I guess we are pigging out again. This woman is a dream.

I’ve got control of the TV remote and now that Sarah is paying attention, I move to the section ‘Box Office Movies’.

‘Oh, they have Top Gun: Maverick. Have you seen it?’ she asks excitedly.

‘Have I seen it? Every time I have a movie night with Cash and Will, we have to watch the original, then Maverick, too. I must have watched that volleyball scene with them more times than the number of hours I’ve been alive.

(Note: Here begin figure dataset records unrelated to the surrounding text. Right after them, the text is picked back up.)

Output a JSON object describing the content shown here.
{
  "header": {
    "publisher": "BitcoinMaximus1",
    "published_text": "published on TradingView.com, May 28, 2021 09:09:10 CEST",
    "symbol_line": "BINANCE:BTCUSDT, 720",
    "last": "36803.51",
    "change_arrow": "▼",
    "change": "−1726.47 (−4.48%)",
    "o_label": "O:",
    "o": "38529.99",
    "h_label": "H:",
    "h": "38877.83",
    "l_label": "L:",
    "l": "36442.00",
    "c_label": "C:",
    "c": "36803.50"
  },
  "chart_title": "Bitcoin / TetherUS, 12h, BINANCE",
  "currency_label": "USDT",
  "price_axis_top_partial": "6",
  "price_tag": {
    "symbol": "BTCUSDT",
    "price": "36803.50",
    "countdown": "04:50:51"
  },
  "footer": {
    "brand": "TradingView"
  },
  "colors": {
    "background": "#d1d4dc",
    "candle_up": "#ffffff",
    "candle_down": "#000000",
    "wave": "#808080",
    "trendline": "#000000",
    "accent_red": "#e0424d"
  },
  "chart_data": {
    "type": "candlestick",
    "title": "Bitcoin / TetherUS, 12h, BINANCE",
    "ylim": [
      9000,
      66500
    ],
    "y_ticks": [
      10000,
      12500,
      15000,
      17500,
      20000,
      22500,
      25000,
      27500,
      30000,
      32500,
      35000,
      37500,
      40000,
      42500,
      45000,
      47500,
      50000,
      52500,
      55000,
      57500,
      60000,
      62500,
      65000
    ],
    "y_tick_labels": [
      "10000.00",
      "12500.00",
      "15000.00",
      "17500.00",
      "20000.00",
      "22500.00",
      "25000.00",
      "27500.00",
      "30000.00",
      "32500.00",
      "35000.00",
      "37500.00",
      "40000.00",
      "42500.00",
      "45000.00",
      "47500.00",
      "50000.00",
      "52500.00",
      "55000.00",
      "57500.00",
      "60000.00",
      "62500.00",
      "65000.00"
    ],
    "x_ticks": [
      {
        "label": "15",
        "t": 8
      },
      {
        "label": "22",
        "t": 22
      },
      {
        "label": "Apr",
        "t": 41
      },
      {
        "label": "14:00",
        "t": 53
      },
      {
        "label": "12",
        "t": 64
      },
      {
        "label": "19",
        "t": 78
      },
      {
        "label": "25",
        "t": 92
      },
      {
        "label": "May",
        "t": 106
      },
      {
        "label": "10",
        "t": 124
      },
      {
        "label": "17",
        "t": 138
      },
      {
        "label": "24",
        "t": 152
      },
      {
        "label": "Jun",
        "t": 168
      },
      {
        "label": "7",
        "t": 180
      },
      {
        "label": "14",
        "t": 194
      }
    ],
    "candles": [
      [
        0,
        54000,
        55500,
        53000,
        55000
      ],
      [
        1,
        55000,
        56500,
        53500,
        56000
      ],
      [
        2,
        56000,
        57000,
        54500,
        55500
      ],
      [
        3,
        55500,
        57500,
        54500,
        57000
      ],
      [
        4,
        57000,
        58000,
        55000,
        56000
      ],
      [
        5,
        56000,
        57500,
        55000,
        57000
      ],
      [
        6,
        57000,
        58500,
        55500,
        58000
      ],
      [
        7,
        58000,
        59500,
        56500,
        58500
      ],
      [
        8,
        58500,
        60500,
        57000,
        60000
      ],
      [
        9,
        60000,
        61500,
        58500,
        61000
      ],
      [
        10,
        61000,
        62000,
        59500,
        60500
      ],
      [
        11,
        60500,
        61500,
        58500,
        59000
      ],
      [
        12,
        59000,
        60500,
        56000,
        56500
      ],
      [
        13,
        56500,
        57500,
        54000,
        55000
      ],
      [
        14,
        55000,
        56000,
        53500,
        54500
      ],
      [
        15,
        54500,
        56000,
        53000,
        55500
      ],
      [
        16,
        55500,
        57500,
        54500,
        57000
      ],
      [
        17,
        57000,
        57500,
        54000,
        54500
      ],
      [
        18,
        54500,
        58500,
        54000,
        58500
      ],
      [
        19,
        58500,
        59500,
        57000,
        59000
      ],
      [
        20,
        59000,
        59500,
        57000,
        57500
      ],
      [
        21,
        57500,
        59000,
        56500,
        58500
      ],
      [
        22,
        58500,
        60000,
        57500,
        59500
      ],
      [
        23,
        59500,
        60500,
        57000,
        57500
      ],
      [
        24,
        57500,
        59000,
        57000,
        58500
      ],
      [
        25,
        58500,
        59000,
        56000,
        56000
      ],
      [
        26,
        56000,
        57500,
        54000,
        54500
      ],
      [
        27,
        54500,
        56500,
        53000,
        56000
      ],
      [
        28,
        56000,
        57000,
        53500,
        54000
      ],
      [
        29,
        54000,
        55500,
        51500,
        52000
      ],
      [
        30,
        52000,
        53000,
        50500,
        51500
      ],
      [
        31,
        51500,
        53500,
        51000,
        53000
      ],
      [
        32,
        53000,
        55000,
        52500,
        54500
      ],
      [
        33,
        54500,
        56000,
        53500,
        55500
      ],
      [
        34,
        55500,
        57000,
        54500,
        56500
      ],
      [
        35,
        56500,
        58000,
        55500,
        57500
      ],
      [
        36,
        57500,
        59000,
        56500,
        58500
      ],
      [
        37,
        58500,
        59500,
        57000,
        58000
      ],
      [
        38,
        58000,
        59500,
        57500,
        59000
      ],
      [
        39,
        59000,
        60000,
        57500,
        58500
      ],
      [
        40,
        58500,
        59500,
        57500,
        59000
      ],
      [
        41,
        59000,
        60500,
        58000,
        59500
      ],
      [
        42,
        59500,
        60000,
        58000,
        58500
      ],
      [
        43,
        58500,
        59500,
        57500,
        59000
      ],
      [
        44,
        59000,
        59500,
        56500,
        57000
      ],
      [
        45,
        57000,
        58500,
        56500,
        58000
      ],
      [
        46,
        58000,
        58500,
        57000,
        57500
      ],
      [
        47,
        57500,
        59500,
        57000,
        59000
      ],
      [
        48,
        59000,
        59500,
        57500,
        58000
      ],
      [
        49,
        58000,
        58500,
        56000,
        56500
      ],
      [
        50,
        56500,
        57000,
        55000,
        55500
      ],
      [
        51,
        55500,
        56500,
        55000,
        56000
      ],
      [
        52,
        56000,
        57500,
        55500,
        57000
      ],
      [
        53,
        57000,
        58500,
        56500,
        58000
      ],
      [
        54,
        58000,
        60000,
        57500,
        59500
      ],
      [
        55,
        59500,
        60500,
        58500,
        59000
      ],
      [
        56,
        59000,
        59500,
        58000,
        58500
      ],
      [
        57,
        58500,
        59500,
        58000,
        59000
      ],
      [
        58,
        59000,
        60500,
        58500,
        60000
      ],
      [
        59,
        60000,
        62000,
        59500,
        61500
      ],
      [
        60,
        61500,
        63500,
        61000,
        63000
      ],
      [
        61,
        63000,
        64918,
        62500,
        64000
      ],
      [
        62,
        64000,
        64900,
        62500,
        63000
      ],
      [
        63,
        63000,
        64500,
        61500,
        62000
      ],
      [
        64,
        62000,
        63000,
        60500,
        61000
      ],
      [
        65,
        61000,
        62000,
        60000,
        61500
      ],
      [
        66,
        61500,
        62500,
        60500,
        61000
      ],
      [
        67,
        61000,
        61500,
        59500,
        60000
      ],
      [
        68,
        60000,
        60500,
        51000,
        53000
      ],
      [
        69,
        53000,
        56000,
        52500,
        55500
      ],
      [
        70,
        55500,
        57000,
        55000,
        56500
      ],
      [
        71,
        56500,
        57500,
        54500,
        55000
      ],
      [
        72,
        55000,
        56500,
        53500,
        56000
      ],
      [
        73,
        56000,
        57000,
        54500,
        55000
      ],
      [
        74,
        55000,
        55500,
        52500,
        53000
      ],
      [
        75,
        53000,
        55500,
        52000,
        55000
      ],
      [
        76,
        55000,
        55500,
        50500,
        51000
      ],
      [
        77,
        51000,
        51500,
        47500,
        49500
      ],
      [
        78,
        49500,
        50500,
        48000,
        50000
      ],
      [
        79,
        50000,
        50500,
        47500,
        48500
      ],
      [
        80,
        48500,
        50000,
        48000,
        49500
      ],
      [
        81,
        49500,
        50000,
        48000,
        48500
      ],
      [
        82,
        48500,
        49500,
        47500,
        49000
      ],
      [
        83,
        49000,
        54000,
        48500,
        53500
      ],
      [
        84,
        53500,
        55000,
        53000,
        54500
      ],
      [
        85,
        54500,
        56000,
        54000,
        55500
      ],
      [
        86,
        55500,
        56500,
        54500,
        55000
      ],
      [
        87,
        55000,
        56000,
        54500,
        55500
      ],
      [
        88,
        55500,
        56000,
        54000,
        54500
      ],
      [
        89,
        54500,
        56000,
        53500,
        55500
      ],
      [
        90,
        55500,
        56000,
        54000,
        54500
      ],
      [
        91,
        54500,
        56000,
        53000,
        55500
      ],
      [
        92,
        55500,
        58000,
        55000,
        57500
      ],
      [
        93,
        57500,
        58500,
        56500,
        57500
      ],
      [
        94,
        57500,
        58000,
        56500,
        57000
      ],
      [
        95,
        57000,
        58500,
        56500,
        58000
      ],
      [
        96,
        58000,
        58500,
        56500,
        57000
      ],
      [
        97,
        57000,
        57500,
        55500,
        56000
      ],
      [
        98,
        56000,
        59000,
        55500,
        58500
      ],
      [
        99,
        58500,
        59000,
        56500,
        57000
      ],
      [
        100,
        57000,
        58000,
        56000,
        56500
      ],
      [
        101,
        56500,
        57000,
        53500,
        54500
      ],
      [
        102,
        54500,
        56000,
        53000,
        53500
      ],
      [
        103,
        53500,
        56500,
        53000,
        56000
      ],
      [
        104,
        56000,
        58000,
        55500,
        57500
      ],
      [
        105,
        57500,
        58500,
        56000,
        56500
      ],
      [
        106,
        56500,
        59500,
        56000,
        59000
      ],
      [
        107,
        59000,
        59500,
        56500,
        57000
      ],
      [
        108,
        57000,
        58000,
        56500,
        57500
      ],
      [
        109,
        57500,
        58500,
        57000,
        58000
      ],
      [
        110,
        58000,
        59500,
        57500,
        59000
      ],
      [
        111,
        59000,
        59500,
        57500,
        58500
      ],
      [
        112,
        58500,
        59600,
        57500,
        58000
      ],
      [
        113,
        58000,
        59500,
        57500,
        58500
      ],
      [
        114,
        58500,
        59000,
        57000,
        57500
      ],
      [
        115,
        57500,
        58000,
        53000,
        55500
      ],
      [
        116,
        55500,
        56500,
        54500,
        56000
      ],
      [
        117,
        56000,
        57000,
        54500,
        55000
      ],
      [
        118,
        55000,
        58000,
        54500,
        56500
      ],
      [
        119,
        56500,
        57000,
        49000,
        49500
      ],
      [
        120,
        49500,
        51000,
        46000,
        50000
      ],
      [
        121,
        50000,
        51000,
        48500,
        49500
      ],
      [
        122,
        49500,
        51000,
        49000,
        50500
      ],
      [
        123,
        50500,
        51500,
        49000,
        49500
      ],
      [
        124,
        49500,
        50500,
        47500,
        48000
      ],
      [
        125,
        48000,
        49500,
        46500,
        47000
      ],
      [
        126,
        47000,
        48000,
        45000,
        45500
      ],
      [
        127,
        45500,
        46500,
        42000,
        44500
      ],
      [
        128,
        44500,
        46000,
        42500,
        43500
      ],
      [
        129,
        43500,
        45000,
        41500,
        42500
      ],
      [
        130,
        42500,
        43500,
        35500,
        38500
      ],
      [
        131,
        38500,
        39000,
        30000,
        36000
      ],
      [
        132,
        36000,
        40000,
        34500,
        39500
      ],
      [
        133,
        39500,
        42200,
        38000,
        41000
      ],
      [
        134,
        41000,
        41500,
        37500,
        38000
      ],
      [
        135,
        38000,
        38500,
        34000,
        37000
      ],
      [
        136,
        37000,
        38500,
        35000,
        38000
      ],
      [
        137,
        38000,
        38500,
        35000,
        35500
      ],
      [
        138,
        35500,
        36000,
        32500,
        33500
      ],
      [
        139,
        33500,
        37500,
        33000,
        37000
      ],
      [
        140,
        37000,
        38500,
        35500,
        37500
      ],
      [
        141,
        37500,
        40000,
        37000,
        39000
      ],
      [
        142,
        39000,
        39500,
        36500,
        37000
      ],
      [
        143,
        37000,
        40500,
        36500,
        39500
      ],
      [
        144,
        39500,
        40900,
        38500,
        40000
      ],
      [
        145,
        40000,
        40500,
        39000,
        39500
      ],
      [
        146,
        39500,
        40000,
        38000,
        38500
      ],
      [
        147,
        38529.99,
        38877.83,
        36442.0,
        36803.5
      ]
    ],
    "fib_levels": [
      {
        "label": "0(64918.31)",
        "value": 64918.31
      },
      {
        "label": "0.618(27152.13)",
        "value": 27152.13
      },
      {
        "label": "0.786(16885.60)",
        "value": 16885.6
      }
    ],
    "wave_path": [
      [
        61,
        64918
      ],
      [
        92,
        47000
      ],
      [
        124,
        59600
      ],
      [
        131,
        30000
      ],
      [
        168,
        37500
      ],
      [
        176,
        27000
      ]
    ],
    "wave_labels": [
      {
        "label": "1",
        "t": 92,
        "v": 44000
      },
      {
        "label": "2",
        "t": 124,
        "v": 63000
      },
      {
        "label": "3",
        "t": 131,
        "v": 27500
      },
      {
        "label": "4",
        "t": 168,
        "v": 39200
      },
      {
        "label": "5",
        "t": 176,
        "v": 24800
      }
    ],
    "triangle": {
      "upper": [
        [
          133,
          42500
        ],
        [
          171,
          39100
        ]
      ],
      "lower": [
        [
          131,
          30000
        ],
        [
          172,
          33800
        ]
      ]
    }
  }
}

Even though Tom has got older, they still find him easy on the eye.’

‘And, of course, now there’s Glen Powell, too.’

‘Ooh, got yourself a little crush, have you?’ I tease, irrationally jealous.

‘Shut up,’ she tells me, rolling her eyes.

‘Maverick it is, then.’ I select the movie, check the budget with Sarah, since it will be going directly onto her room bill, and press play.

Sarah leans back on her side, knees bent, her head propped up on her hand, her hair flowing down to the pillow on one side, her neck bare on the other.

My mind falls to the gutter for as long as it takes for me to wonder how the skin of her neck would taste on my lips.

Then I snap out of it as we hum and sing through the opening sequence, which is the same as the original.

When Tom Cruise appears on screen, Sarah says, ‘You know, if it wasn’t for the crazy stuff he’s said and done in his personal life, he could still be a hot older guy.’

Of course, because people who have checkered histories just aren’t attractive prospects.

Before I have a chance to go into my usual analytical mode and get lost in some level of self-destruction, there’s a knock on the door.

‘Room service!’ a voice calls.

‘Pause it,’ Sarah says, eagerly springing on bare feet to answer the door.

I can smell my burger and thrice-cooked chips before she’s back in the main room.

With my mouth wrapped around the hefty brioche bun, I manage to tell her, ‘This is an epic night!’

She laughs, forking goat’s cheese into her mouth and nodding. ‘Now we really are couple goals.’